La clef d’allocation actuellement prévue par le projet de texte aurait vocation à s’appliquer de manière temporaire, l’objectif étant, à terme, de la remplacer par une formule de calcul plus élaborée (demandant un consensus des EM).
Ainsi, à titre transitoire, pour les exercices ouverts entre le 1er juillet 2028 et le 30 juin 2035, l’allocation serait déterminée sur la base de la moyenne des résultats imposables de l’entité considérée au titre des 3 exercices précédents/moyenne du résultat imposable du groupe BEFIT au titre des 3 exercices précédents x 100 (art. 45).
Au titre des 3 premières années d’application des règles BEFIT, les résultats fiscaux pris en compte sont en partie ceux issus de l’application des règles fiscales nationales, en partie ceux issus des règles BEFIT. A compter de la 4e année, seuls les résultats fiscaux BEFIT sont pris en compte.
Un certain nombre d’amendements du Parlement européen envisagent la suppression du caractère temporaire de la clef d’allocation actuellement prévue par le texte, au profit de la création d’une clef d’allocation « définitive » qui aurait vocation à s’appliquer immédiatement.
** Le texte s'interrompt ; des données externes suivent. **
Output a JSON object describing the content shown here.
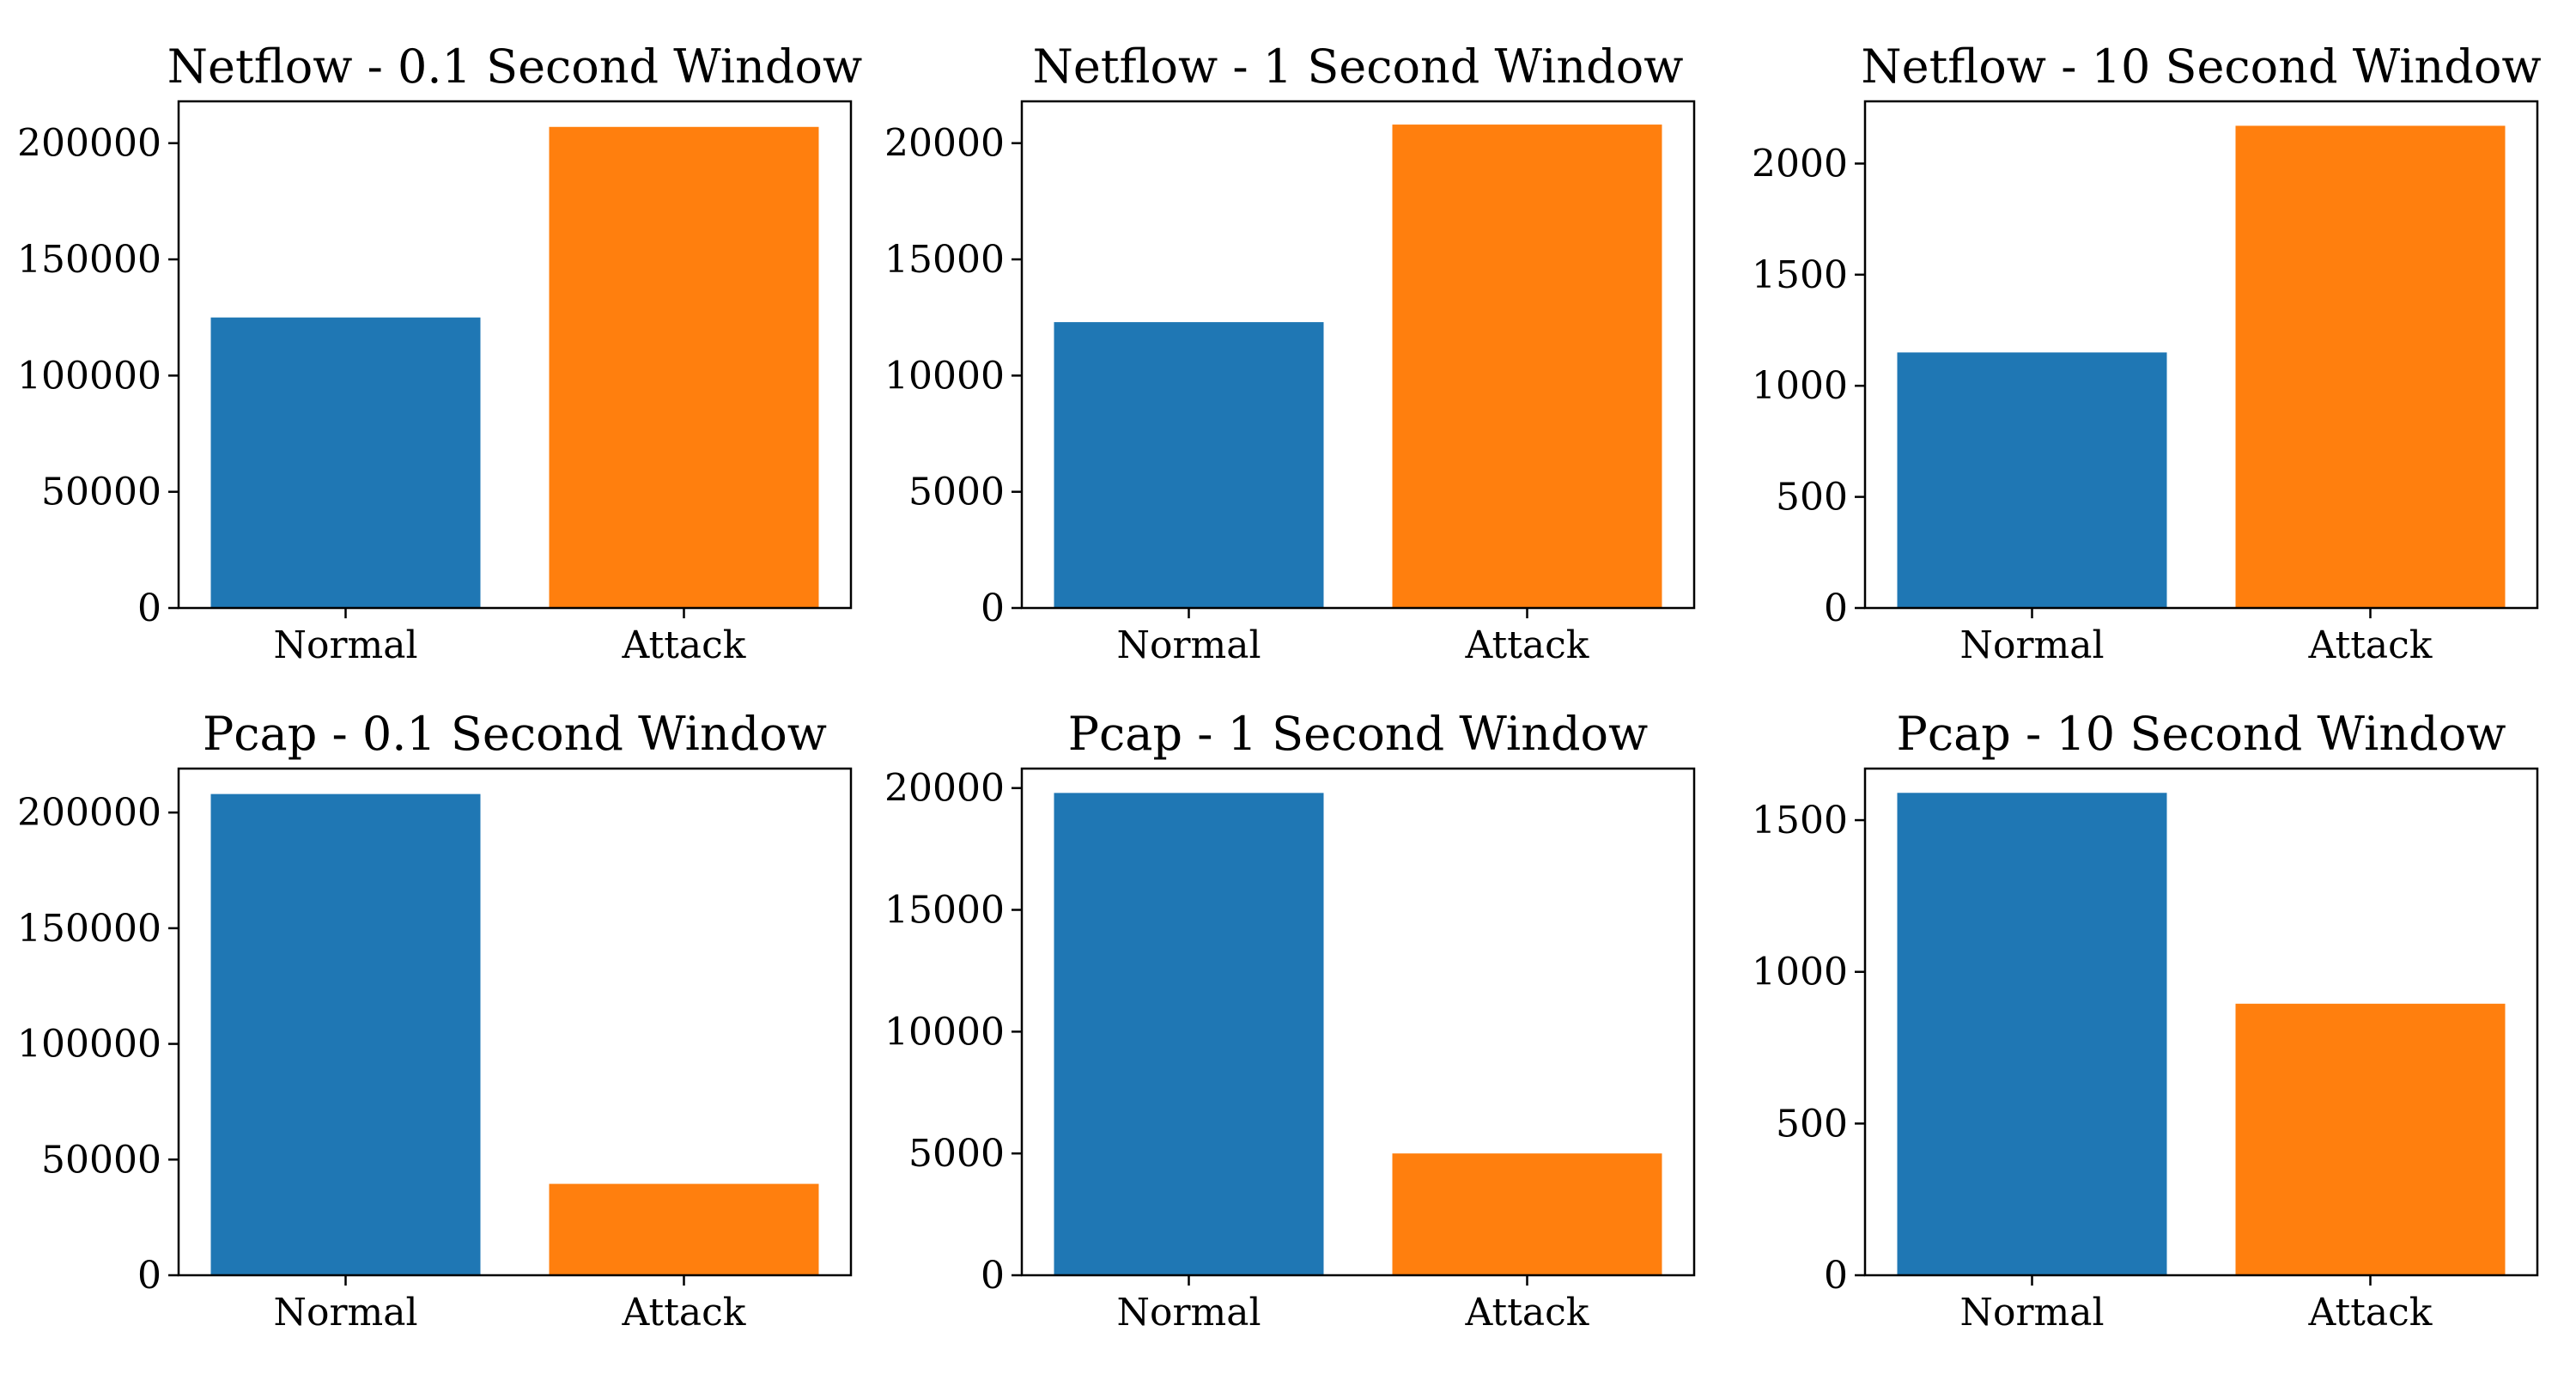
{
  "colors": {
    "normal": "#1f77b4",
    "attack": "#ff7f0e"
  },
  "chart_data": [
    {
      "type": "bar",
      "title": "Netflow - 0.1 Second Window",
      "categories": [
        "Normal",
        "Attack"
      ],
      "values": [
        125000,
        207000
      ],
      "ylim": [
        0,
        218000
      ],
      "yticks": [
        0,
        50000,
        100000,
        150000,
        200000
      ],
      "ytick_labels": [
        "0",
        "50000",
        "100000",
        "150000",
        "200000"
      ],
      "grid": false
    },
    {
      "type": "bar",
      "title": "Netflow - 1 Second Window",
      "categories": [
        "Normal",
        "Attack"
      ],
      "values": [
        12300,
        20800
      ],
      "ylim": [
        0,
        21800
      ],
      "yticks": [
        0,
        5000,
        10000,
        15000,
        20000
      ],
      "ytick_labels": [
        "0",
        "5000",
        "10000",
        "15000",
        "20000"
      ],
      "grid": false
    },
    {
      "type": "bar",
      "title": "Netflow - 10 Second Window",
      "categories": [
        "Normal",
        "Attack"
      ],
      "values": [
        1150,
        2170
      ],
      "ylim": [
        0,
        2280
      ],
      "yticks": [
        0,
        500,
        1000,
        1500,
        2000
      ],
      "ytick_labels": [
        "0",
        "500",
        "1000",
        "1500",
        "2000"
      ],
      "grid": false
    },
    {
      "type": "bar",
      "title": "Pcap - 0.1 Second Window",
      "categories": [
        "Normal",
        "Attack"
      ],
      "values": [
        208000,
        39500
      ],
      "ylim": [
        0,
        219000
      ],
      "yticks": [
        0,
        50000,
        100000,
        150000,
        200000
      ],
      "ytick_labels": [
        "0",
        "50000",
        "100000",
        "150000",
        "200000"
      ],
      "grid": false
    },
    {
      "type": "bar",
      "title": "Pcap - 1 Second Window",
      "categories": [
        "Normal",
        "Attack"
      ],
      "values": [
        19800,
        5000
      ],
      "ylim": [
        0,
        20800
      ],
      "yticks": [
        0,
        5000,
        10000,
        15000,
        20000
      ],
      "ytick_labels": [
        "0",
        "5000",
        "10000",
        "15000",
        "20000"
      ],
      "grid": false
    },
    {
      "type": "bar",
      "title": "Pcap - 10 Second Window",
      "categories": [
        "Normal",
        "Attack"
      ],
      "values": [
        1590,
        895
      ],
      "ylim": [
        0,
        1670
      ],
      "yticks": [
        0,
        500,
        1000,
        1500
      ],
      "ytick_labels": [
        "0",
        "500",
        "1000",
        "1500"
      ],
      "grid": false
    }
  ]
}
A l’inverse, certains amendements sont favorables au maintien d’une période de transition, et souhaitent que celle-ci perdure jusqu’à l’entrée en vigueur de la convention multilatérale pour la mise en œuvre du montant A du Pilier 1. L’objectif étant, à terme, d’allouer la base d’imposition BEFIT conformément aux règles de répartition des bénéfices définies dans la convention multilatérale relative au Pilier 1.
Sur le calendrier
Si adoptée, la directive BEFIT devrait être transposée par les EM avant le 1er janvier 2028, pour une application à compter du 1er juillet 2028 (art. 78).
On relèvera que si certains amendements du Parlement prévoient d’avancer la date de transposition de la directive BEFIT au 1er janvier 2026, d’autres proposent, au contraire, de la reculer au 1er janvier 2030 (pour une première application au 1er juillet 2030).